# My 4yo put glitter in the tank - how much should I be panicking?



## pocket_lemur (Oct 27, 2012)

Okay - I know it's bad, but I'm a new to the fish thing and don't know just how much I should be freaking out. As in - should I pull these guys out and into a bucket INSTANTLY (this happened 10 minutes ago) or can I get my kids to bed first and deal with it in an hour?

stats: 20L tank, 2 clown loaches and 1 very large plecostomus.

The internet is proving no help to me. I hate for my first real posts here to be this kind of thing (ugh) but I'd been meaning to find a forum where I could do some learning in any case. I adopted these from a friend leaving the country, she'd had them for 12 years. Me? I've had them for 1 week!

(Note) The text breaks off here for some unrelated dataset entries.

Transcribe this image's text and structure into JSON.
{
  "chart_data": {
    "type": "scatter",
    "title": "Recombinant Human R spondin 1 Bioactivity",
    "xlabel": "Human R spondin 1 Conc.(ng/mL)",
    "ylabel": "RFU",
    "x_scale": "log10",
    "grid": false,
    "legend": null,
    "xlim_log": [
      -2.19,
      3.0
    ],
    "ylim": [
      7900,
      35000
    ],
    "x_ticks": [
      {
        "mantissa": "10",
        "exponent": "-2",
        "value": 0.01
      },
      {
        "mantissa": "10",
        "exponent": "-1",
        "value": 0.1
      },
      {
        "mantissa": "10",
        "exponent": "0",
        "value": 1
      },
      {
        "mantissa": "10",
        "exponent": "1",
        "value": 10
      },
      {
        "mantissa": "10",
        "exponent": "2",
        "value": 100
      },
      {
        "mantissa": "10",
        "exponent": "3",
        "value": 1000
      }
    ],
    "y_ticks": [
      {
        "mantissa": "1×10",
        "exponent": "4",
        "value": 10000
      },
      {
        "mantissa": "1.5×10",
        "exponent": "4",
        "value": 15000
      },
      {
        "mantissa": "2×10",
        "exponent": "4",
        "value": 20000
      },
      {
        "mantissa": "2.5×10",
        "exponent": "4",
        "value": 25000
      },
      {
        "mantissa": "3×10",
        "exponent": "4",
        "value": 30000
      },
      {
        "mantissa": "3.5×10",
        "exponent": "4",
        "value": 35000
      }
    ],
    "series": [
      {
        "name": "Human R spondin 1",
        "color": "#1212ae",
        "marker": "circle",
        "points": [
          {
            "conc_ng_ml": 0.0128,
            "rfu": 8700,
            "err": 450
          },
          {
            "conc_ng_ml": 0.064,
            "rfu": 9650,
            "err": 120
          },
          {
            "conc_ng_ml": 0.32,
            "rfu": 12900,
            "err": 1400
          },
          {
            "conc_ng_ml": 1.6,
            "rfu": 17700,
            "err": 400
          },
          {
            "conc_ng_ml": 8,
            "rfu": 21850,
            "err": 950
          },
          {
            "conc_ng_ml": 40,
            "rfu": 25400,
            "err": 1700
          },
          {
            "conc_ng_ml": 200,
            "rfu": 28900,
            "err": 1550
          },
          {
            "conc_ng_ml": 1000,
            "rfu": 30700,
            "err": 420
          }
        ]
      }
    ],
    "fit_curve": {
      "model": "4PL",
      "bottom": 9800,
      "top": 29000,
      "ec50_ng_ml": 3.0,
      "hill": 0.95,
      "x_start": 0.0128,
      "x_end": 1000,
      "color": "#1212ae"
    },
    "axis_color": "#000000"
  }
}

I've already tried just scooping it out - no real success. I feel like my only option is a complete drain and scrubbing everything (and am doubtful that'll really help). Any advice welcomed.


----------



## susankat (Nov 15, 2008)

It seems like you don't have much choice in cleaning the tank, try several water changes before completely tearing it down.

One suggestion though, need to get a bigger tank for them. Clown loaches should reach 12 inchs and if the pleco is a common it should reach 24 inches.


----------



## pocket_lemur (Oct 27, 2012)

Thank you! I should say I've just realized I'm suffering from my canadian-ness here. It's a 20 *gallon* tank...I just default to using metric words and wasn't thinking this one through. I gather 20L is about 5 gallons .... uh ... way too little!

I put the kids to bed and while I was doing that all but a few flakes seem to have settled out onto/into the gravel and a bit on the fake plants. I'm going to try some careful water changes (and filter changes) and see if that won't help. 

I'd say each of the loaches are ~8" and the Plecostomus is at least 18" (and I do mean inches this time...not accidentally using the wrong units for a change). I'm thinking the plecostomus would probably be happier with the next step up in size but the loaches are perhaps indifferent.

Assuming my children don't assasinate them first...


----------



## susankat (Nov 15, 2008)

No the loaches actually can do better in a bigger tank, they need a minimum of 75 gal for right now, once they get bigger you will need a 6 ft tank just for them. I have an 18 inch pleco and he is in a 220 gallon tank and will end up needing a bigger tank. The loachs not only get 12 inchs but also get 8 to 10 inchs around in girth. Your best option if you can't get that big of a tank is to trade them for smaller fish or give/sell them.


----------



## pocket_lemur (Oct 27, 2012)

Seriously? wow. (okay - I imagine you are serious). I think they've been in this same tank for the last 12 years, poor things if it's really that much too small for them.

and maybe we should have started with a goldfish :/


----------



## navigator black (Jan 3, 2012)

You can siphon the glitter. I would try that. It may be abrasive, but most of it should siphon out over a week. 
The poor loaches have been poorly kept for a long time - a 20 gallon is small. I wouldn't keep any of your fish in there (but a goldfish would have been worse).
If they've made it for 12 years, then the tank was kept very clean. You can keep doing big water changes every week (a chore when you're busy with little kids) and they will survive, but if you can ever give them a big tank, I think you'll see them run wild. If they have space, they are delightfully hyper things.

The loaches, at 12 years old and 6" are stunted, but that won't really harm them at this stage. I would try to find a new home for the pleco, asap. That would be a good start. Wait til he stops pooping glitter though, or you'll scare a new owner!
I have the same metric problem as you - it gets me on temperature. I always have to google fahrenheit for these forum discussions. I have no idea with 78f is without translating to Celsius...


----------